The Xerox name is generally well known. And now, Xerox Corp. may become even more well known in the insurance industry, as it signed a definitive agreement with Affiliated Computer Services Inc. (ACS) to acquire the business process outsourcing (BPO) firm.

ACS has a good position in the insurance space in application and infrastructure maintenance, according to Matt Josefowicz, director of insurance at Novarica, and whether ACS can transfer some of their industry expertise to Xerox, which has not had much to offer the industry in terms of vertical solutions, remains to be seen. “Although Xerox has a lot of document output expertise, they haven't had much success in crafting a meaningful message about their capabilities for insurers,” Josefowicz tells INN. “Perhaps they'll be able to leverage some of ACS' expertise in insurance workflows to expand their position in the industry.”

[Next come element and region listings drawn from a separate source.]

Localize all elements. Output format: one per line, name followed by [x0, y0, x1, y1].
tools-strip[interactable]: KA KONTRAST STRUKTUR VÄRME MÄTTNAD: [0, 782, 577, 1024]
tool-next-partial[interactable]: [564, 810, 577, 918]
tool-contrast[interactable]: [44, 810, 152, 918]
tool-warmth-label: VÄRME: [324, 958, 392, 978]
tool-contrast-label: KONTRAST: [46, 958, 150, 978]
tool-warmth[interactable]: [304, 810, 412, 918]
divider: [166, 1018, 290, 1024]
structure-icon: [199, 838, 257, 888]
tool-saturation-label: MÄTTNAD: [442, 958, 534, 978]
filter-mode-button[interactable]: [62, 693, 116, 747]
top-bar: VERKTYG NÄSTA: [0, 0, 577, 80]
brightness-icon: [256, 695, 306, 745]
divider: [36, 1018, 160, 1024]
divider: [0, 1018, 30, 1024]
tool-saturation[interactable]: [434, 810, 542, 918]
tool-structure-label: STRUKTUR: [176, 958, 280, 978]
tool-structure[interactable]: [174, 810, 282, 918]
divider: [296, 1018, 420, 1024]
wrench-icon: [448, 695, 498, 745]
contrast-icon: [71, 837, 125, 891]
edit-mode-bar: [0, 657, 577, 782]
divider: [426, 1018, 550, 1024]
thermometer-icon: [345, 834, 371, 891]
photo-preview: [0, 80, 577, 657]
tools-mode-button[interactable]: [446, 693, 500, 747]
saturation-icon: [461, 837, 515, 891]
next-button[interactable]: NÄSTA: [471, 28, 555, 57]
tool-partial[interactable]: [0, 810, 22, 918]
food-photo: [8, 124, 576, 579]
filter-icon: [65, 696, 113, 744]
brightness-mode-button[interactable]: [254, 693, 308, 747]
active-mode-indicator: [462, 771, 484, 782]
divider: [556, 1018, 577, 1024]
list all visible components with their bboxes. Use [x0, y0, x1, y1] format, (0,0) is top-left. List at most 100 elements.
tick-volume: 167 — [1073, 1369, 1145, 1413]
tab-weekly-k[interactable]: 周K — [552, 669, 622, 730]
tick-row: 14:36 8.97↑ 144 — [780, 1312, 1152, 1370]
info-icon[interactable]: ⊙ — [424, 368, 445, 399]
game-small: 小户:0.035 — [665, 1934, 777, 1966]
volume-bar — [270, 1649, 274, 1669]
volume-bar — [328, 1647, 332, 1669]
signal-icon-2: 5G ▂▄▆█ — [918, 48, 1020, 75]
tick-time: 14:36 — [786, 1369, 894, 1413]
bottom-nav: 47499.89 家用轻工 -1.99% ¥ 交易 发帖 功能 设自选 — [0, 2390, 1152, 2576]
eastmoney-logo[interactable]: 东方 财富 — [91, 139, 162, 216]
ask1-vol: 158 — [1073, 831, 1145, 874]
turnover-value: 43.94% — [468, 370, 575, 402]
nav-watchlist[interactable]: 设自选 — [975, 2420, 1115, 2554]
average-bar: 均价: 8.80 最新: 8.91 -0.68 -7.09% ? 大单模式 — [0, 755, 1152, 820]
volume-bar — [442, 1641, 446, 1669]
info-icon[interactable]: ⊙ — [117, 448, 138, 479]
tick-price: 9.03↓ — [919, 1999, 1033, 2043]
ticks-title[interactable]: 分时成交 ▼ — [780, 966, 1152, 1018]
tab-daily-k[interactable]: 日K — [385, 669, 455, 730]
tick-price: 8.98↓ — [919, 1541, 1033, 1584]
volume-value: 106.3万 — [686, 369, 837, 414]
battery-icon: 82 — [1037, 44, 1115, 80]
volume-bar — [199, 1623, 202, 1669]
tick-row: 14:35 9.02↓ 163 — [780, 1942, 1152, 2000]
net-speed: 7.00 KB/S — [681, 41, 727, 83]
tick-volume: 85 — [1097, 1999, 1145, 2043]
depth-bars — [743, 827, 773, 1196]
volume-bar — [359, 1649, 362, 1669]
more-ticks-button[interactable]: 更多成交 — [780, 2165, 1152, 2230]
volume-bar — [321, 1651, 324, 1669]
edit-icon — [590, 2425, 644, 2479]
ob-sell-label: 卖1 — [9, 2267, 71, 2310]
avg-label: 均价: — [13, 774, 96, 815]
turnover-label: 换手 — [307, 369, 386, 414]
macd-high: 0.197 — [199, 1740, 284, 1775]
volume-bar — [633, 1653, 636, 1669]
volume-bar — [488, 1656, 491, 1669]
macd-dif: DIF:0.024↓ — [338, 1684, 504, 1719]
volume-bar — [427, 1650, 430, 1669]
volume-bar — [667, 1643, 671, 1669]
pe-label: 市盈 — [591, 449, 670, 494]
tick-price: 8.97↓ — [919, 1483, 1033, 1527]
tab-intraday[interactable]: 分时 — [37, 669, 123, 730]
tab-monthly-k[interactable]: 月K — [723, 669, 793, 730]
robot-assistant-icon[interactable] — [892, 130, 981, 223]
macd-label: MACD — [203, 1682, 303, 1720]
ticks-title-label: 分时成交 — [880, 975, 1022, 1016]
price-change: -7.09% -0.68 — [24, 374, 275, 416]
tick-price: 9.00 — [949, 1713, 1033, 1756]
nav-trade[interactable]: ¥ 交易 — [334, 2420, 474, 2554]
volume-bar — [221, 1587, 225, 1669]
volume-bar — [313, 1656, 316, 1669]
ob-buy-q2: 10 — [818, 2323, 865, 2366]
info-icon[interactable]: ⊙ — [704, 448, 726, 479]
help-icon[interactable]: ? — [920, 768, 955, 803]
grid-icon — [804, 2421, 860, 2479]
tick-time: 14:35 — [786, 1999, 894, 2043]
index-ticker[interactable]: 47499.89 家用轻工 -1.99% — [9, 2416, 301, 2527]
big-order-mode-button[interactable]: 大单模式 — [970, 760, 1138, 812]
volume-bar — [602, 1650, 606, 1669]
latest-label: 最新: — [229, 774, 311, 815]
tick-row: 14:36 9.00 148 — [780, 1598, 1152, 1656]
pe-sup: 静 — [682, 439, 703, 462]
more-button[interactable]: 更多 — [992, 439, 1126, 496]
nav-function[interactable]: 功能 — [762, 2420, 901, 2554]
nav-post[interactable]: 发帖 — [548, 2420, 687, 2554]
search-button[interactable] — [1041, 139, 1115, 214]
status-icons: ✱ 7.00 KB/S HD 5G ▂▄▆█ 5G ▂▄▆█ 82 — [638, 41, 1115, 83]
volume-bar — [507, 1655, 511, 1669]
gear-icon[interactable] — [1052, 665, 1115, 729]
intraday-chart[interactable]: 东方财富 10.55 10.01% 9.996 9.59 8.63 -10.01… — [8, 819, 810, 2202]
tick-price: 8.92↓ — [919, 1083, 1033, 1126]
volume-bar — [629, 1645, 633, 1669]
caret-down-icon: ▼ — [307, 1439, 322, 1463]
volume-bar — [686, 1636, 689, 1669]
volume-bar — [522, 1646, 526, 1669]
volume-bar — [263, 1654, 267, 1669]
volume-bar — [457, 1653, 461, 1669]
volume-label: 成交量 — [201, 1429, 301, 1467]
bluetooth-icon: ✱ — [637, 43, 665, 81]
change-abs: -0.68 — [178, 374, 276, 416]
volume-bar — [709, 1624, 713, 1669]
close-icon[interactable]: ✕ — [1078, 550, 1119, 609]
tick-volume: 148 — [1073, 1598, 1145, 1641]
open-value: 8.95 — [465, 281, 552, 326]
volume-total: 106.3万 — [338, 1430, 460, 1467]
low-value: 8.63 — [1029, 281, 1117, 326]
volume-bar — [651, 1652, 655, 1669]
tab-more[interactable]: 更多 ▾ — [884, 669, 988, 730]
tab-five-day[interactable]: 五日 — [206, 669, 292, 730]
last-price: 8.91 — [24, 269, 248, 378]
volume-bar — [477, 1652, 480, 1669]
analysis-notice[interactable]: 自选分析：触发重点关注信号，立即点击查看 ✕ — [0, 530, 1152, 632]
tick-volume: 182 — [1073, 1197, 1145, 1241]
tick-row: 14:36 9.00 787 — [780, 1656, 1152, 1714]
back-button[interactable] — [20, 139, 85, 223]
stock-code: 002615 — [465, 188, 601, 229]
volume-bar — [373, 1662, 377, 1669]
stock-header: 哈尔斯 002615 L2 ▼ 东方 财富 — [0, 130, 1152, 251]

The cash and stock transaction is valued at $63.11 per share or $6.4 billion as of the closing price of Xerox stock on Sept. 25. Xerox expects the acquisition to transform Xerox into a leading global enterprise for document and business process management, and accelerate its growth in an expanding market.

ACS is reporting a good fiscal 2009, with revenue growth of 6% and new business signings of $1 billion in annual recurring revenue. With this acquisition, Xerox is confident it will achieve significant incremental revenue growth by leveraging Xerox's strong global brand and established client relationships to scale ACS's business in Europe, Asia and South America. In addition, Xerox will integrate its intellectual property with ACS's services to create new solutions for end-to-end support of customers' work processes.

"By combining Xerox's strengths in document technology with ACS's expertise in managing and automating work processes, we're creating a new class of solution provider," Ursula Burns, Xerox CEO, said in a release. "A game-changer for Xerox, acquiring ACS helps us expand our business and benefit from stronger revenue and earnings growth.”

ACS's expertise is in managing paper-based work processes and providing specialized BPO and information technology services for industries that range from telecommunications to healthcare, and of course, insurance.

"We're proud of our significant profitable growth over the past 20 years and our ability to manage our clients' operations with a global infrastructure and workforce," says Lynn Blodgett, who will lead the newly branded ACS, a Xerox Company. "We also know that for ACS to expand globally and differentiate our offerings through technology, we need a partner with tremendous brand strength and leading innovation. Xerox offers that and more to bring our business to the next level while strengthening theirs."

Xerox expects to achieve annualized cost synergies that will increase to the range of $300 million to $400 million in the first three years following the close of the transaction. The synergies are primarily based on expense reductions related to public company costs, procurement and using ACS's expertise in back-office operations to handle some of Xerox's internal functions.

This acquisition also spurs concern about the future of pure IT services companies. "It looks like large independent IT services companies are an endangered species,” Josefowicz says. “Coming straight on the heels of Dell/Perot Systems, Xerox's announced acquisition of ACS looks like another realization by a U.S. hardware company that a strong services portfolio is important to their ability to maintain and grow enterprise relationships. Of course, Xerox makes a ton of its money from printing consumables, but just like HP, the markets have a hard time recognizing that.”